Including a mixture of aromatic acids, especially benzoic acid and salicylic acid, at an amount of at least 10% in total has proven to eliminate the dispersability drawbacks and stabilize the high concentration of the fabric softener active.
Traditionally, high concentrations of fabric softener actives which have been described in the prior art and are available for consumers are not readily dilutable such that they cannot be used directly. In order to use them effectively in the dispenser of automatic washing machines they have to be pre-diluted with water under strong agitation. This step is seen more often than not to be unacceptable, leading to an upper limit of fabric softener active concentrations in order to simplify or eliminate this step.
Typically, the commercially available fabric softener active concentrations comprise less than 25% active. At concentrations above this the cationic fabric softener active would not easily dilute such that its direct use in the dispenser of automatic washing machines is not possible.
A possible, and, for those skilled in the art obvious solution to this problem of desired higher concentration and acceptable dispensing performance, would be to include high amounts of organic solvents allowing the, fabric softener active at concentrations even up to 50% to be easily dispersable. However, high amounts (i.e. more than 10% to 20%) of organic solvents in household chemicals have safety (flash point) environmental and severe regulatory drawbacks (in some countries) and are therefore questionable in a household chemical.
The problem of dispersing and stability of the composition is further aggravated when fabric softeners containing at least one ester link to improve their bio-degradability are introduced.
Therefore, the problem underlying the present invention is to provide bio-degradable cationic fabric softeners at concentrations of at least 30% without the use of high amounts (more than 10 to 20%) of organic solvents and having a desirable i.e. sufficiently complete dispersing from the dispersing compartment of typical automatic washing machines.
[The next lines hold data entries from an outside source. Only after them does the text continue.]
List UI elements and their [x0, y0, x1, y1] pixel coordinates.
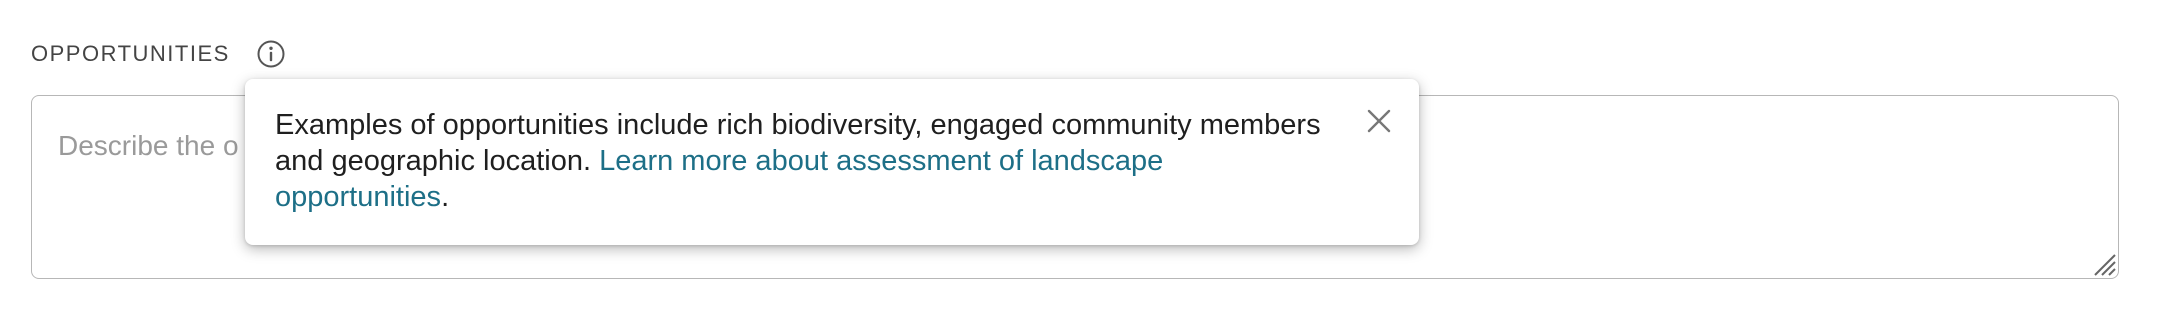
tooltip-period: . — [441, 181, 450, 213]
close-icon[interactable] — [1365, 107, 1393, 135]
textarea-placeholder: Describe the o — [58, 130, 239, 161]
info-icon[interactable] — [256, 39, 286, 69]
field-label: OPPORTUNITIES — [31, 41, 230, 66]
info-tooltip: Examples of opportunities include rich b… — [245, 79, 1419, 245]
tooltip-text: Examples of opportunities include rich b… — [275, 107, 1325, 215]
field-label-row: OPPORTUNITIES — [31, 36, 286, 72]
opportunities-section: OPPORTUNITIES Describe the o Examples of… — [0, 0, 2176, 324]
resize-handle-icon[interactable] — [2090, 250, 2116, 276]
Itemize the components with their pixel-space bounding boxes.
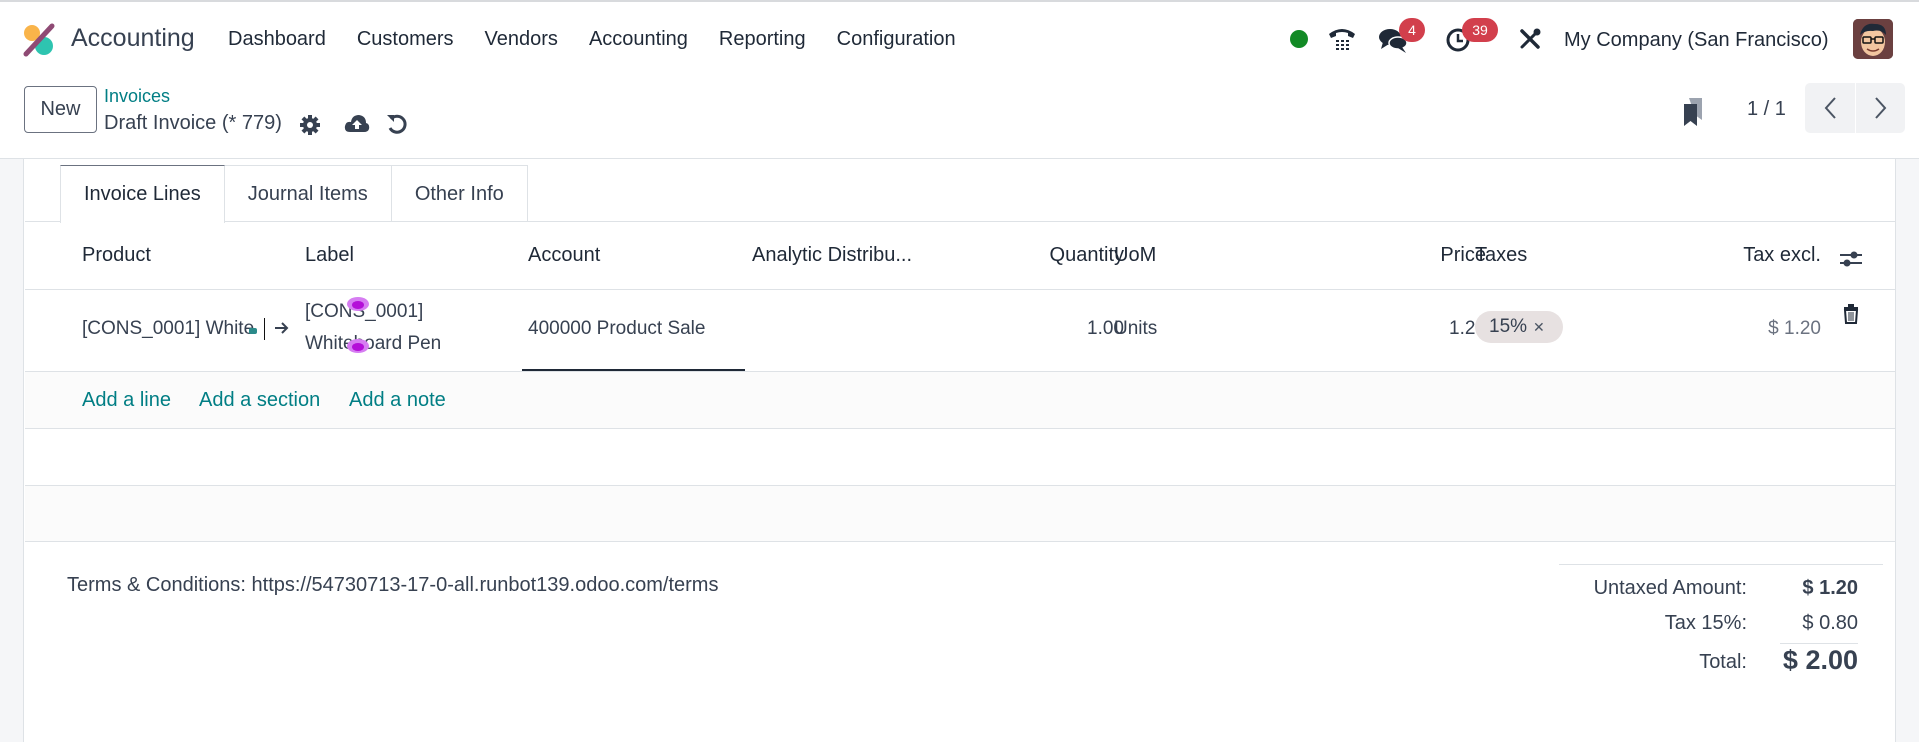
form-sheet: Invoice Lines Journal Items Other Info P…: [25, 159, 1895, 742]
save-cloud-upload-icon[interactable]: [344, 112, 370, 136]
tax-value: $ 0.80: [1802, 612, 1858, 634]
control-panel: New Invoices Draft Invoice (* 779) 1 / 1: [0, 74, 1919, 159]
column-header-quantity[interactable]: Quantity: [1050, 244, 1124, 267]
column-header-analytic[interactable]: Analytic Distribu...: [752, 244, 912, 267]
total-value: $ 2.00: [1782, 645, 1858, 675]
tab-invoice-lines[interactable]: Invoice Lines: [60, 165, 225, 223]
page-background-right: [1895, 159, 1919, 742]
uom-field[interactable]: Units: [1114, 318, 1157, 340]
notebook-tabs: Invoice Lines Journal Items Other Info: [60, 165, 528, 223]
untaxed-amount-label: Untaxed Amount:: [1593, 577, 1747, 599]
top-navbar: Accounting Dashboard Customers Vendors A…: [0, 2, 1919, 74]
text-cursor: [264, 318, 265, 340]
bookmark-icon[interactable]: [1680, 96, 1706, 128]
chevron-left-icon: [1824, 97, 1836, 119]
add-section-link[interactable]: Add a section: [199, 389, 320, 412]
pager-value[interactable]: 1 / 1: [1747, 98, 1786, 121]
accounting-app-logo-icon[interactable]: [22, 23, 56, 57]
activities-count-badge: 39: [1462, 18, 1498, 42]
subtotal-field: $ 1.20: [1768, 318, 1821, 339]
company-switcher[interactable]: My Company (San Francisco): [1564, 29, 1829, 52]
main-menu: Dashboard Customers Vendors Accounting R…: [228, 28, 987, 51]
account-field[interactable]: 400000 Product Sale: [528, 318, 728, 340]
tax-tag[interactable]: 15% ✕: [1475, 311, 1563, 343]
menu-accounting[interactable]: Accounting: [589, 28, 688, 51]
pager-next-button[interactable]: [1855, 83, 1905, 133]
tab-journal-items[interactable]: Journal Items: [223, 165, 392, 222]
empty-row: [25, 485, 1895, 542]
avatar-face-icon: [1853, 19, 1893, 59]
column-header-label[interactable]: Label: [305, 244, 354, 267]
click-marker-top: [347, 297, 369, 311]
column-header-taxes[interactable]: Taxes: [1475, 244, 1527, 267]
table-row[interactable]: [CONS_0001] White [CONS_0001] Whiteboard…: [25, 289, 1895, 371]
app-name[interactable]: Accounting: [71, 24, 195, 53]
untaxed-amount-value: $ 1.20: [1802, 577, 1858, 599]
total-label: Total:: [1699, 651, 1747, 673]
phone-icon[interactable]: [1327, 24, 1357, 54]
column-header-product[interactable]: Product: [82, 244, 151, 267]
breadcrumb-invoices-link[interactable]: Invoices: [104, 86, 170, 107]
debug-tools-icon[interactable]: [1518, 27, 1542, 51]
tax-label: Tax 15%:: [1664, 612, 1747, 634]
drag-marker-icon: [249, 328, 257, 334]
menu-reporting[interactable]: Reporting: [719, 28, 806, 51]
new-button[interactable]: New: [24, 86, 97, 133]
column-header-uom[interactable]: UoM: [1114, 244, 1156, 267]
menu-vendors[interactable]: Vendors: [485, 28, 558, 51]
add-note-link[interactable]: Add a note: [349, 389, 446, 412]
breadcrumb-current-record: Draft Invoice (* 779): [104, 112, 282, 134]
tax-tag-label: 15%: [1489, 316, 1528, 337]
messages-count-badge: 4: [1399, 18, 1425, 42]
optional-columns-toggle-icon[interactable]: [1839, 249, 1863, 269]
user-avatar[interactable]: [1853, 19, 1893, 59]
add-line-link[interactable]: Add a line: [82, 389, 171, 412]
menu-customers[interactable]: Customers: [357, 28, 454, 51]
table-header: Product Label Account Analytic Distribu.…: [25, 222, 1895, 289]
online-status-icon[interactable]: [1290, 30, 1308, 48]
column-header-tax-excl[interactable]: Tax excl.: [1743, 244, 1821, 267]
add-line-row: Add a line Add a section Add a note: [25, 371, 1895, 428]
total-separator: [1780, 643, 1858, 644]
product-field[interactable]: [CONS_0001] White: [82, 318, 254, 340]
menu-dashboard[interactable]: Dashboard: [228, 28, 326, 51]
empty-row: [25, 428, 1895, 485]
totals-divider: [1559, 564, 1883, 565]
trash-icon[interactable]: [1843, 304, 1859, 324]
pager-previous-button[interactable]: [1805, 83, 1855, 133]
tab-other-info[interactable]: Other Info: [390, 165, 528, 222]
click-marker-bottom: [347, 339, 369, 353]
discard-changes-icon[interactable]: [386, 112, 408, 136]
remove-tag-icon[interactable]: ✕: [1533, 319, 1545, 336]
gear-icon[interactable]: [299, 114, 321, 136]
terms-and-conditions[interactable]: Terms & Conditions: https://54730713-17-…: [67, 574, 718, 597]
invoice-lines-table: Product Label Account Analytic Distribu.…: [25, 222, 1895, 542]
chevron-right-icon: [1874, 97, 1886, 119]
label-line-2[interactable]: Whiteboard Pen: [305, 333, 441, 355]
pager-buttons: [1805, 83, 1905, 133]
menu-configuration[interactable]: Configuration: [837, 28, 956, 51]
arrow-right-icon[interactable]: [274, 320, 290, 336]
column-header-account[interactable]: Account: [528, 244, 600, 267]
page-background-left: [0, 159, 24, 742]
EP-A-40562 discloses concentrated quaternary ammonium compounds in combination with non-ionic emulsifier to form a viscous gel of high concentration. This gel is not useful in dispersers of washing machines.
EP-A-79746 discloses traditional cationic fabric softeners which are non-biodegradable at high concentrations in combination with organic solvents particularly alcohols. The compositions are said to have good cold water dispersability in domestic automatic washing machines.
EP-A-507478 relates to bio-degradable fabric softeners preferably at concentrations between 8 and 15%, in combination with iso-propyl-alcohol.
GP-4333667 discloses degradable fabric softener compounds of high unsaturation levels in combination with polyvalent cyclic acids. However, no disclosure of the compositions according to the present invention and the problem underlying it are mentioned.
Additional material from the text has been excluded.